Right-click menu: Right-click where you want to paste, select "Paste" from the context menu. Useful when you're already using the mouse and don't want to switch to keyboard.
App menu: Click Edit in the menu bar of any app, then click Paste. Slower, but shows you what options are available.
What's actually on my clipboard?
Your clipboard holds the last thing you copied. Only one thing at a time (unless you use clipboard history). To check what's on your clipboard without pasting into an important document:
- Open Notepad/TextEdit and paste there first
- Use ClipboardSyncer and click the Paste button to see your clipboard content
- On Windows: press Win+V to see clipboard history
- On ChromeOS: press Search+V for last 5 items
Paste without formatting
Regular paste (Ctrl+V) keeps bold, italic, font size, colors from the source. If you copied from a website and paste into an email, it might look weird with different fonts. To paste clean text only:
- Windows: Ctrl+Shift+V (works in Chrome, Google Docs, VS Code, many apps)
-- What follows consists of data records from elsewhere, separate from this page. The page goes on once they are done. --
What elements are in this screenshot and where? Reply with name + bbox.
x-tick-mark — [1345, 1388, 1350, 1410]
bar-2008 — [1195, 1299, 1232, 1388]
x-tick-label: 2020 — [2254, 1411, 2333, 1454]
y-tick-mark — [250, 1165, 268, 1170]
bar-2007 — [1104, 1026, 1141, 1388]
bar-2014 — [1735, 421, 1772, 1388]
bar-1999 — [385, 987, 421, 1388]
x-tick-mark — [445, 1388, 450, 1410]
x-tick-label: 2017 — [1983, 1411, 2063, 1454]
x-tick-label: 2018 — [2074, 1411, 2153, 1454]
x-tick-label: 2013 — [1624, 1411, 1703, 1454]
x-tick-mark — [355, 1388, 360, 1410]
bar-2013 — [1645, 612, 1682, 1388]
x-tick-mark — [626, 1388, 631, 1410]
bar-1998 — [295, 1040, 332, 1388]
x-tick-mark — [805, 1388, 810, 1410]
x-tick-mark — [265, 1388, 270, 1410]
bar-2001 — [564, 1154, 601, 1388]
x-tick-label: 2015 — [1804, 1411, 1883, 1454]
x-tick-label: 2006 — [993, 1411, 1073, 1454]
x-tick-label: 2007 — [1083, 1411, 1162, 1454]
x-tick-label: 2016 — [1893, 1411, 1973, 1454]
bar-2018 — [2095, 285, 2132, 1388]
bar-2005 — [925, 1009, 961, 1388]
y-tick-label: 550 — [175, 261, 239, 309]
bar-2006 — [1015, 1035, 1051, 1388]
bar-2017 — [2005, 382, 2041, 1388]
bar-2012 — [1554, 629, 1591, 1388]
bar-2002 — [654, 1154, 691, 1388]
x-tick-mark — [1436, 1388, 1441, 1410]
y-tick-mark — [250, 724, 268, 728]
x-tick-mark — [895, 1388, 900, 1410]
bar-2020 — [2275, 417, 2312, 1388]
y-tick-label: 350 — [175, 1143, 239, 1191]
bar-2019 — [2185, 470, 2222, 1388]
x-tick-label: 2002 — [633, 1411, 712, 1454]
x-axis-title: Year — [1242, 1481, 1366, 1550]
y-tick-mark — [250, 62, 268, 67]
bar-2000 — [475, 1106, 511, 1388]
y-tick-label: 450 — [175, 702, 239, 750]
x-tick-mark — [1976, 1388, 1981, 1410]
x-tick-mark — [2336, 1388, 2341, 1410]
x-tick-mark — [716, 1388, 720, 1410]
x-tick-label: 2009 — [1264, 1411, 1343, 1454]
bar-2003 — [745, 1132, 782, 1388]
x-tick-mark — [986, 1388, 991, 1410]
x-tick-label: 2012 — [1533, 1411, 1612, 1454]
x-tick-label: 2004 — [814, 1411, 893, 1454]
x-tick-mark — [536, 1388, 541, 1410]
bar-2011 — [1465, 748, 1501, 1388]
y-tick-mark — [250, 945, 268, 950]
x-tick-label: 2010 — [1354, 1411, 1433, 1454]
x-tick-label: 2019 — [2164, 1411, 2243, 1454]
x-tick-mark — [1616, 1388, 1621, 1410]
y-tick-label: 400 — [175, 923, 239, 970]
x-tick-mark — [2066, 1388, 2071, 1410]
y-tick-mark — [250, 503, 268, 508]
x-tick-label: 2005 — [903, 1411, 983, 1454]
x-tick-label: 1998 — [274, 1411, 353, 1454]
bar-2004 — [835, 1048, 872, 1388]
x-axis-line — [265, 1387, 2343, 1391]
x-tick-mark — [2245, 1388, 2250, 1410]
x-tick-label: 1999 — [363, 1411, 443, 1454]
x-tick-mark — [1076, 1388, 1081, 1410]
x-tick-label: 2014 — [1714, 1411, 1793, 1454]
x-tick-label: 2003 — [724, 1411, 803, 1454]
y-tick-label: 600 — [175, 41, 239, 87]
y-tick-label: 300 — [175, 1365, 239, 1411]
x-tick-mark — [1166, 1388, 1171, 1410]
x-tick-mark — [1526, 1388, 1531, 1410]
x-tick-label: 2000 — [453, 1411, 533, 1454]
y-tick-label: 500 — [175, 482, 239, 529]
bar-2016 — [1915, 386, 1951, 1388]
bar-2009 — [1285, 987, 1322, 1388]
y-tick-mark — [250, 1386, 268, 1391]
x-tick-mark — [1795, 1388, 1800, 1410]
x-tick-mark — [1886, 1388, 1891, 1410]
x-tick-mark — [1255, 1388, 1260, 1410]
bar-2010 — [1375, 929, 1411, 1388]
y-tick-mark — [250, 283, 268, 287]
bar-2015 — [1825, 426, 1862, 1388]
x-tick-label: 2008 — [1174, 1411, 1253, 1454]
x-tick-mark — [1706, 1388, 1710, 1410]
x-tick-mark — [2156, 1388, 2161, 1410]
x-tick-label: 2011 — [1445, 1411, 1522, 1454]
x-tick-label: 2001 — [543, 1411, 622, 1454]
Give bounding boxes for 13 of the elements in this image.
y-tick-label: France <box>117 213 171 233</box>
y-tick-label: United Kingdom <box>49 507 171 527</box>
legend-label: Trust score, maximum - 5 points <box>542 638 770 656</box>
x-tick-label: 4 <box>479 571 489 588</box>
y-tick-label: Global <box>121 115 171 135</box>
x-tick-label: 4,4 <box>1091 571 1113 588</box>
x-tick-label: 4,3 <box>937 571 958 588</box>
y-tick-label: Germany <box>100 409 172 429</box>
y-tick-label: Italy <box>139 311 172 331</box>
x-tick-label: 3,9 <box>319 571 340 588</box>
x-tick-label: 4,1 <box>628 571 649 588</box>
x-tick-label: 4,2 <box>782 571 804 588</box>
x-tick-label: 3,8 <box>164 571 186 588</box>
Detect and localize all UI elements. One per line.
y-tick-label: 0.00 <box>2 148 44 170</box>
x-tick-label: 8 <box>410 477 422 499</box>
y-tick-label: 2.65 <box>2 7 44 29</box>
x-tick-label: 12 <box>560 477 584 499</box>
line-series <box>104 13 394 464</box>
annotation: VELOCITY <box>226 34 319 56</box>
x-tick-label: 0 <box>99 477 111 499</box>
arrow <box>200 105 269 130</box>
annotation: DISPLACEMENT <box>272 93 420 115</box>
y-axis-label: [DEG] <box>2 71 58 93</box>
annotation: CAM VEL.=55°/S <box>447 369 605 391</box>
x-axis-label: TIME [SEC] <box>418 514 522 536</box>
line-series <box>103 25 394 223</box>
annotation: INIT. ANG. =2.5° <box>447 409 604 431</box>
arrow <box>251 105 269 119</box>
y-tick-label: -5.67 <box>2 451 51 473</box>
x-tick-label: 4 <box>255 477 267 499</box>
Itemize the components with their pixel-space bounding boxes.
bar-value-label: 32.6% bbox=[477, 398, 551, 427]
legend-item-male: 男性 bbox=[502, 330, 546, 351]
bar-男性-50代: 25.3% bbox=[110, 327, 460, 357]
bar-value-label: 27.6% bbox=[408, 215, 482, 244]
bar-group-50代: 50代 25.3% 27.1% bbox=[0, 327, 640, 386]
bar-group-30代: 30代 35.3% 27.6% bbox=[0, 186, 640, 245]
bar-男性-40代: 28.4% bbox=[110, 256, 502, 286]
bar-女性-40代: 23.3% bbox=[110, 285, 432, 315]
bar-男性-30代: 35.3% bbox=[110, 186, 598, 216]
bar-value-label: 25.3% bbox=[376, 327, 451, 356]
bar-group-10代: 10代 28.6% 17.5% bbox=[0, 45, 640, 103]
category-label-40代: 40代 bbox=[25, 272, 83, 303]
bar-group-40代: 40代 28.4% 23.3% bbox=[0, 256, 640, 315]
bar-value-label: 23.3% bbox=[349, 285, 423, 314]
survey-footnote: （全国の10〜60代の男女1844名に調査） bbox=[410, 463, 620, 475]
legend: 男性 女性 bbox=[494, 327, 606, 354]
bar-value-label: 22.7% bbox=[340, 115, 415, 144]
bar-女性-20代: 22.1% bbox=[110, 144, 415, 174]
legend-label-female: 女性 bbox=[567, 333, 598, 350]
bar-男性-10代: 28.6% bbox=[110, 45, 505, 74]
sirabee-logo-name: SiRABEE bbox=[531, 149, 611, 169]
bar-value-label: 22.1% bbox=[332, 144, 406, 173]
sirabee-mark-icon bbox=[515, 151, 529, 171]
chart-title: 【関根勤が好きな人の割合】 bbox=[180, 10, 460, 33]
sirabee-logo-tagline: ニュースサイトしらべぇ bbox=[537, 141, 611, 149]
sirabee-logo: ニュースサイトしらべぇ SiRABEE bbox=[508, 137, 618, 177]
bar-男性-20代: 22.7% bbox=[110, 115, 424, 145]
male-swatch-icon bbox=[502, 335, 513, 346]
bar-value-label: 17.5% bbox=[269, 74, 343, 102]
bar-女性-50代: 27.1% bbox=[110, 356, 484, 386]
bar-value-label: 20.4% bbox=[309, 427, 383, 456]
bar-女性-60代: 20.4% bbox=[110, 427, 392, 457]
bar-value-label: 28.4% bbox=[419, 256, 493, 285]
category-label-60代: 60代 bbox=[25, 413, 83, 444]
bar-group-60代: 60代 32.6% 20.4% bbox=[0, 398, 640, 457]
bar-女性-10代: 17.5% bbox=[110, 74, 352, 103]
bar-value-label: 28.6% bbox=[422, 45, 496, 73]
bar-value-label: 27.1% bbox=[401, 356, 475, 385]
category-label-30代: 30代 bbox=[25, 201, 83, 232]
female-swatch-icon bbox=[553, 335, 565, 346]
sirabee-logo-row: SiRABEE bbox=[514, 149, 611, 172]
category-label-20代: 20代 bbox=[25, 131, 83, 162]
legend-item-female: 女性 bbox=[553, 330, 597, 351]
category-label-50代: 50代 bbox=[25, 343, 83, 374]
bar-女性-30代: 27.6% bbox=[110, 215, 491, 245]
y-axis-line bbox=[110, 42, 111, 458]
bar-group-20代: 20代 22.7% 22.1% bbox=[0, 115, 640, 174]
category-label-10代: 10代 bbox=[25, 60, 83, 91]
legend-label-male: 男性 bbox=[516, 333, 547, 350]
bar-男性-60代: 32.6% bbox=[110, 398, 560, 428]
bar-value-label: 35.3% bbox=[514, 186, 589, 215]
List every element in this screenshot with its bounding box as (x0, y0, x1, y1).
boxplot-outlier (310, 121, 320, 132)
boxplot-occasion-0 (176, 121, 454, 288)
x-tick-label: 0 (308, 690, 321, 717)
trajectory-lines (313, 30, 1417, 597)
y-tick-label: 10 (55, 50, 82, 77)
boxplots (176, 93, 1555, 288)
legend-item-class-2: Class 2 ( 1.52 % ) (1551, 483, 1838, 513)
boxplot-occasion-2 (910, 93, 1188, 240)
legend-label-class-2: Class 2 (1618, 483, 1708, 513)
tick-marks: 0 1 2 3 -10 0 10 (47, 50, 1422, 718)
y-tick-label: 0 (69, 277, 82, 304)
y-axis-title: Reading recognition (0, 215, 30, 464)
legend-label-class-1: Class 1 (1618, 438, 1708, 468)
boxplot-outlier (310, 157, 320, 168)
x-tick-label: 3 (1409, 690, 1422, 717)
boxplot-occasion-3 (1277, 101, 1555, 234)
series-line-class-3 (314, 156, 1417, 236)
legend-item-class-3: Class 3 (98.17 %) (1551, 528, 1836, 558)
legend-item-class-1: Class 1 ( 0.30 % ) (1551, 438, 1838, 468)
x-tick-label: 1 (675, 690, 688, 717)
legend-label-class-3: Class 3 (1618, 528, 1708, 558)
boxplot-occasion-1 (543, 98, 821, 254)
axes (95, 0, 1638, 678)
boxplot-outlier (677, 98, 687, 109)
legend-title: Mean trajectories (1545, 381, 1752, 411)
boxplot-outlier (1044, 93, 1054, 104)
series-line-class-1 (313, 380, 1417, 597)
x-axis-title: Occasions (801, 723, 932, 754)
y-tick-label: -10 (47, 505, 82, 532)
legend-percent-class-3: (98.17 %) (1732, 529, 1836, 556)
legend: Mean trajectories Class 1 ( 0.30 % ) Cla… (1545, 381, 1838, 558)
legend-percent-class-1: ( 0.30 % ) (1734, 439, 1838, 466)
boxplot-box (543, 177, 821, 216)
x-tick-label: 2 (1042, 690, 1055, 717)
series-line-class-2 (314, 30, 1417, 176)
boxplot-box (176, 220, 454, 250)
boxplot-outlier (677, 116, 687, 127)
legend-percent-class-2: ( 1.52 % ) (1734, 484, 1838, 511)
- Mac: Cmd+Shift+V or Cmd+Option+Shift+V
- Workaround: paste into ClipboardSyncer first (strips all formatting), then copy from there
Paste in tricky situations
Terminal: Ctrl+V doesn't work in most terminals. Use Ctrl+Shift+V (Linux/Windows Terminal) or right-click (Command Prompt) or Cmd+V (Mac Terminal).
Password fields: Some websites block paste in password fields (bad practice on their part). If you use a password manager and can't paste, check your browser extensions or try right-click paste.
Mobile: Long-press in any text field until "Paste" appears in the popup menu. On iPhone there's also a three-finger spread gesture for paste.
Paste from clipboard history
Normal clipboard holds one item. Clipboard history lets you go back to previous copies:
- Windows 10/11: Win+V shows last 25 items. Click any to paste it.
- ChromeOS: Search+V shows last 5 items.
- Mac: no built-in history. Use Maccy (free app) or Raycast.
- Web: ClipboardSyncer keeps your text in localStorage until you clear it, acting as a single-item persistent clipboard.
Common paste problems
"Nothing pastes": You might not have actually copied anything. The copy action sometimes fails if you release the mouse too quickly or click elsewhere before pressing Ctrl+C. Try copying again.
"Wrong thing pastes": You copied something else after your intended copy. Each new Ctrl+C overwrites the previous clipboard content. Use clipboard history or save important text to ClipboardSyncer before copying other things.
"Paste is grayed out": The target field might be read-only, or the app doesn't accept the type of content on your clipboard (like trying to paste an image into a text-only field).